Fixed Mortgage Rates Ease Going Into The Labor Day Weekend
Minneapolis, MN: Freddie Mac today released the results of its Primary Mortgage Market Survey® (PMMS®), showing fixed mortgage rates pulling back and following bond yields lower after gradually moving higher over the past month.
- 30-year fixed-rate mortgages averaged 3.59 percent with an average 0.6 point for the week ending August 30, 2012, down from last week when it averaged 3.66 percent. Last year at this time, the 30-year FRM averaged 4.22 percent.
- 15-year fix rate mortgages this week averaged 2.86 percent with an average 0.6 point, down from last week when it averaged 2.89 percent. A year ago at this time, the 15-year FRM averaged 3.39 percent.
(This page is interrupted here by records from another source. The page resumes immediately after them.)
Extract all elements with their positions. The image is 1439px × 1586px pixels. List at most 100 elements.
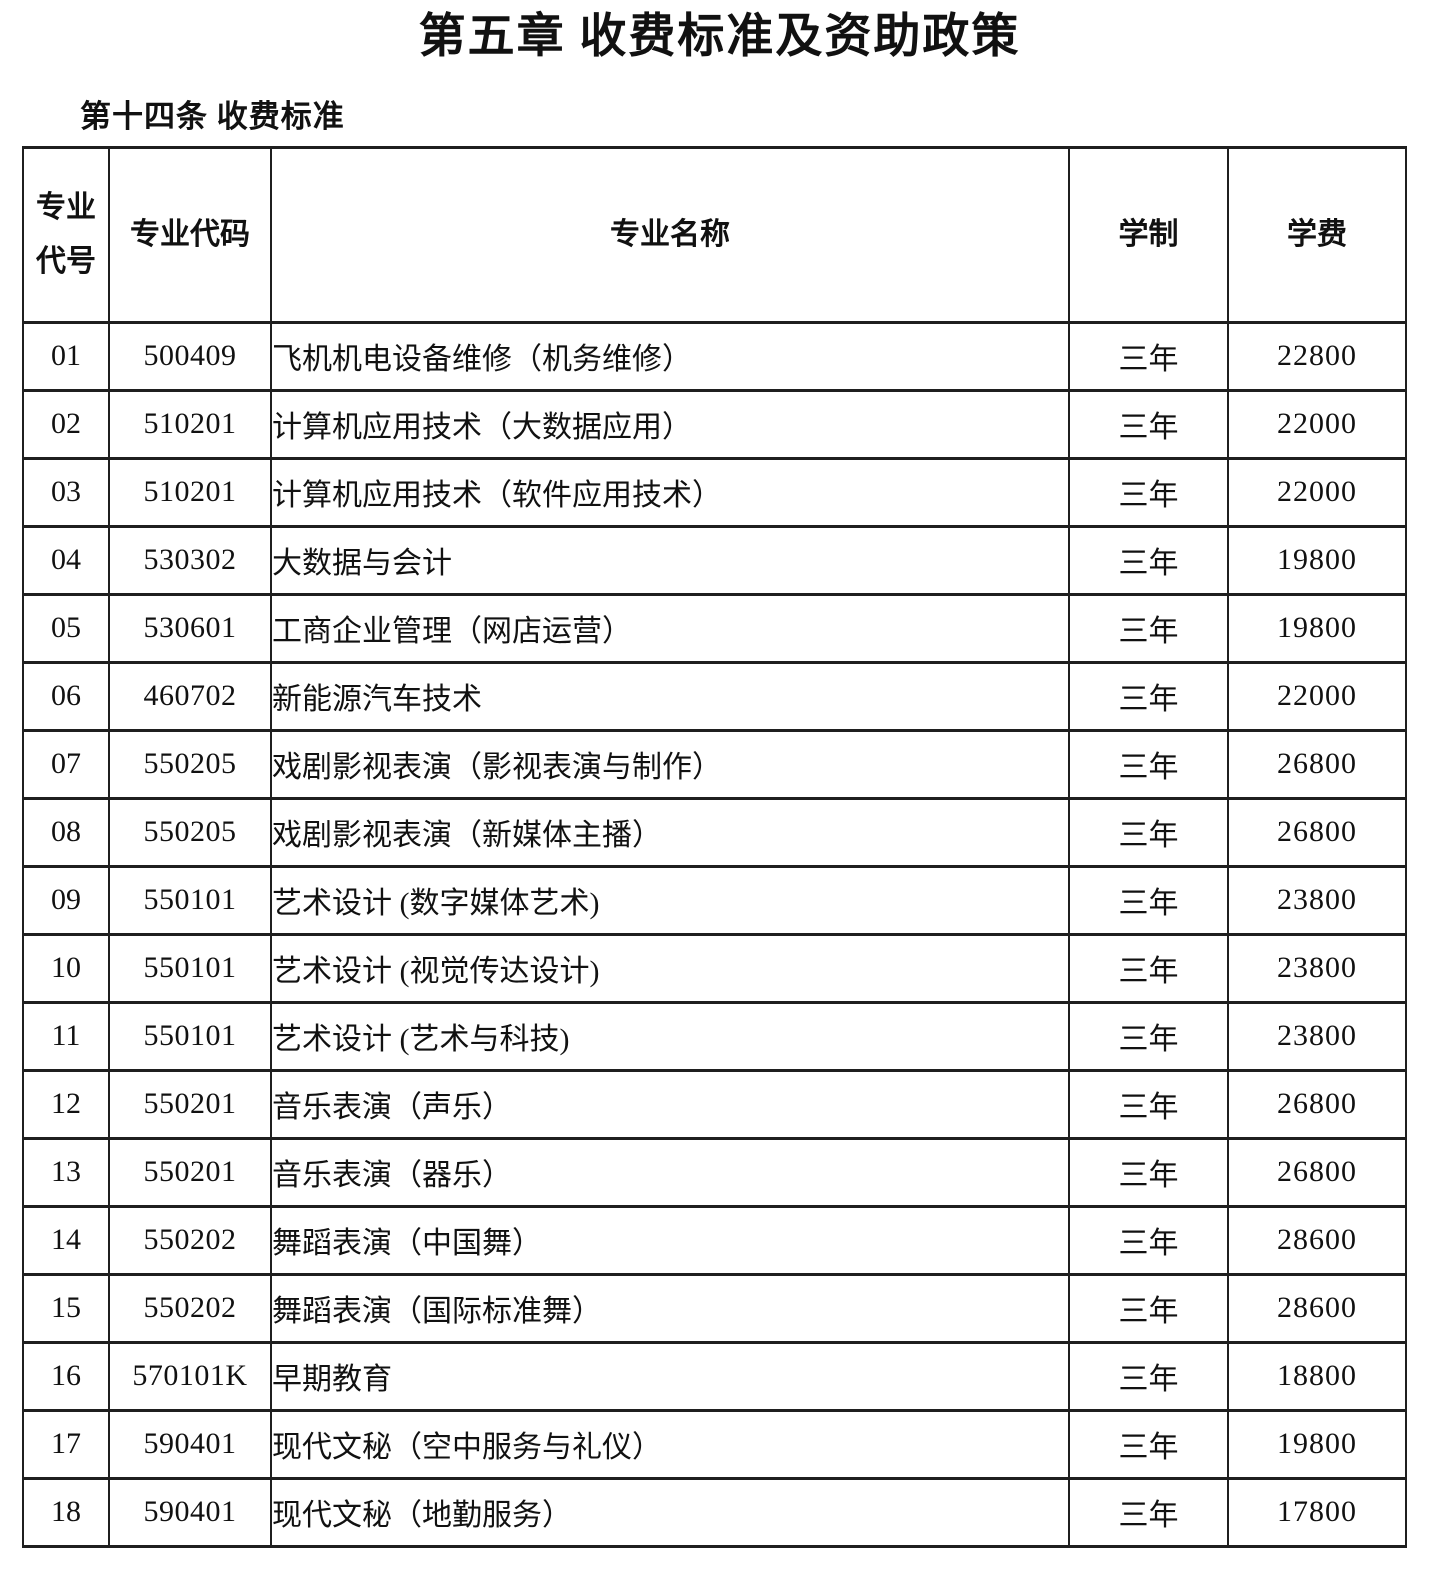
duration-cell: 三年 <box>1068 1272 1229 1344</box>
major-number-cell: 17 <box>22 1408 110 1480</box>
duration-cell: 三年 <box>1068 320 1229 392</box>
major-code-cell: 550202 <box>108 1204 272 1276</box>
duration-cell: 三年 <box>1068 524 1229 596</box>
major-number-cell: 08 <box>22 796 110 868</box>
major-number-cell: 05 <box>22 592 110 664</box>
major-number-cell: 07 <box>22 728 110 800</box>
tuition-cell: 23800 <box>1227 1000 1407 1072</box>
table-row: 03 510201 计算机应用技术（软件应用技术） 三年 22000 <box>22 456 1407 528</box>
tuition-cell: 26800 <box>1227 1068 1407 1140</box>
duration-cell: 三年 <box>1068 456 1229 528</box>
major-name-cell: 新能源汽车技术 <box>270 660 1070 732</box>
table-row: 17 590401 现代文秘（空中服务与礼仪） 三年 19800 <box>22 1408 1407 1480</box>
major-number-cell: 11 <box>22 1000 110 1072</box>
major-code-cell: 460702 <box>108 660 272 732</box>
major-number-cell: 12 <box>22 1068 110 1140</box>
major-number-cell: 16 <box>22 1340 110 1412</box>
tuition-cell: 22000 <box>1227 456 1407 528</box>
major-number-cell: 14 <box>22 1204 110 1276</box>
duration-cell: 三年 <box>1068 932 1229 1004</box>
major-name-cell: 现代文秘（空中服务与礼仪） <box>270 1408 1070 1480</box>
fee-standards-table: 专业代号 专业代码 专业名称 学制 学费 01 500409 飞机机电设备维修（机务… <box>22 145 1407 1548</box>
tuition-cell: 28600 <box>1227 1272 1407 1344</box>
major-number-cell: 06 <box>22 660 110 732</box>
major-name-cell: 舞蹈表演（中国舞） <box>270 1204 1070 1276</box>
table-row: 10 550101 艺术设计 (视觉传达设计) 三年 23800 <box>22 932 1407 1004</box>
major-name-cell: 计算机应用技术（大数据应用） <box>270 388 1070 460</box>
duration-cell: 三年 <box>1068 592 1229 664</box>
major-number-cell: 04 <box>22 524 110 596</box>
header-major-number: 专业代号 <box>22 145 110 324</box>
major-code-cell: 530302 <box>108 524 272 596</box>
major-name-cell: 艺术设计 (艺术与科技) <box>270 1000 1070 1072</box>
table-row: 13 550201 音乐表演（器乐） 三年 26800 <box>22 1136 1407 1208</box>
header-major-name: 专业名称 <box>270 145 1070 324</box>
tuition-cell: 26800 <box>1227 728 1407 800</box>
table-row: 02 510201 计算机应用技术（大数据应用） 三年 22000 <box>22 388 1407 460</box>
major-number-cell: 10 <box>22 932 110 1004</box>
table-row: 12 550201 音乐表演（声乐） 三年 26800 <box>22 1068 1407 1140</box>
major-name-cell: 艺术设计 (数字媒体艺术) <box>270 864 1070 936</box>
duration-cell: 三年 <box>1068 1136 1229 1208</box>
major-name-cell: 计算机应用技术（软件应用技术） <box>270 456 1070 528</box>
tuition-cell: 19800 <box>1227 524 1407 596</box>
header-major-code: 专业代码 <box>108 145 272 324</box>
major-code-cell: 550205 <box>108 728 272 800</box>
major-code-cell: 550202 <box>108 1272 272 1344</box>
duration-cell: 三年 <box>1068 1204 1229 1276</box>
tuition-cell: 19800 <box>1227 592 1407 664</box>
duration-cell: 三年 <box>1068 660 1229 732</box>
major-name-cell: 戏剧影视表演（新媒体主播） <box>270 796 1070 868</box>
duration-cell: 三年 <box>1068 1408 1229 1480</box>
major-name-cell: 早期教育 <box>270 1340 1070 1412</box>
table-row: 11 550101 艺术设计 (艺术与科技) 三年 23800 <box>22 1000 1407 1072</box>
major-code-cell: 530601 <box>108 592 272 664</box>
duration-cell: 三年 <box>1068 1068 1229 1140</box>
duration-cell: 三年 <box>1068 1476 1229 1548</box>
table-row: 14 550202 舞蹈表演（中国舞） 三年 28600 <box>22 1204 1407 1276</box>
major-name-cell: 工商企业管理（网店运营） <box>270 592 1070 664</box>
duration-cell: 三年 <box>1068 864 1229 936</box>
table-row: 04 530302 大数据与会计 三年 19800 <box>22 524 1407 596</box>
table-row: 18 590401 现代文秘（地勤服务） 三年 17800 <box>22 1476 1407 1548</box>
major-name-cell: 现代文秘（地勤服务） <box>270 1476 1070 1548</box>
duration-cell: 三年 <box>1068 1000 1229 1072</box>
table-row: 06 460702 新能源汽车技术 三年 22000 <box>22 660 1407 732</box>
major-code-cell: 590401 <box>108 1476 272 1548</box>
major-name-cell: 飞机机电设备维修（机务维修） <box>270 320 1070 392</box>
chapter-title: 第五章 收费标准及资助政策 <box>418 11 1021 63</box>
major-name-cell: 艺术设计 (视觉传达设计) <box>270 932 1070 1004</box>
major-code-cell: 570101K <box>108 1340 272 1412</box>
table-row: 16 570101K 早期教育 三年 18800 <box>22 1340 1407 1412</box>
major-code-cell: 510201 <box>108 456 272 528</box>
major-code-cell: 590401 <box>108 1408 272 1480</box>
article-heading: 第十四条 收费标准 <box>80 98 345 134</box>
major-code-cell: 550205 <box>108 796 272 868</box>
table-row: 09 550101 艺术设计 (数字媒体艺术) 三年 23800 <box>22 864 1407 936</box>
table-row: 08 550205 戏剧影视表演（新媒体主播） 三年 26800 <box>22 796 1407 868</box>
major-code-cell: 550201 <box>108 1068 272 1140</box>
table-row: 05 530601 工商企业管理（网店运营） 三年 19800 <box>22 592 1407 664</box>
table-header-row: 专业代号 专业代码 专业名称 学制 学费 <box>22 145 1407 324</box>
table-row: 01 500409 飞机机电设备维修（机务维修） 三年 22800 <box>22 320 1407 392</box>
major-code-cell: 550201 <box>108 1136 272 1208</box>
major-code-cell: 510201 <box>108 388 272 460</box>
major-number-cell: 18 <box>22 1476 110 1548</box>
table-row: 07 550205 戏剧影视表演（影视表演与制作） 三年 26800 <box>22 728 1407 800</box>
major-code-cell: 550101 <box>108 1000 272 1072</box>
major-name-cell: 大数据与会计 <box>270 524 1070 596</box>
major-name-cell: 戏剧影视表演（影视表演与制作） <box>270 728 1070 800</box>
major-code-cell: 550101 <box>108 932 272 1004</box>
fee-table-body: 01 500409 飞机机电设备维修（机务维修） 三年 22800 02 510201 计算机… <box>22 320 1407 1548</box>
table-row: 15 550202 舞蹈表演（国际标准舞） 三年 28600 <box>22 1272 1407 1344</box>
duration-cell: 三年 <box>1068 796 1229 868</box>
major-number-cell: 09 <box>22 864 110 936</box>
duration-cell: 三年 <box>1068 728 1229 800</box>
major-name-cell: 音乐表演（器乐） <box>270 1136 1070 1208</box>
header-duration: 学制 <box>1068 145 1229 324</box>
major-name-cell: 舞蹈表演（国际标准舞） <box>270 1272 1070 1344</box>
tuition-cell: 28600 <box>1227 1204 1407 1276</box>
major-number-cell: 15 <box>22 1272 110 1344</box>
header-tuition: 学费 <box>1227 145 1407 324</box>
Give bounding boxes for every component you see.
- 5-year adjustable-rate mortgages (ARM) averaged 2.78 percent this week with an average 0.6 point, down from last week when it averaged 2.80 percent. A year ago, the 5-year ARM averaged 2.96 percent.
Attributed to Frank Nothaft, vice president and chief economist, Freddie Mac.
- “Treasury bond yields fell, allowing mortgage rates to follow, after the release of the July 31st and August 1stminutes of the Federal Reserve’s monetary policy committee. Committee members agreed that economic activity had decelerated more in recent months than they had anticipated at their last meeting in June. Some members even saw room for additional stimulus fairly soon if needed.
- “Nonetheless, the housing market continued to show improvement over the past few months. New home sales rose 3.6 percent in July matching May’s pace as the strongest month since April 2010. Similarly, pending existing home sales also rose in July to its highest rate since April 2010. And, the S&P/Case-Shiller® National Home Price Index rose 1.2 percent between the second quarter of 2011 and 2012, reflecting the first annual increase since the second quarter of 2010.”
Freddie Mac’s survey is the average of loans bought from lenders last week, including discount points.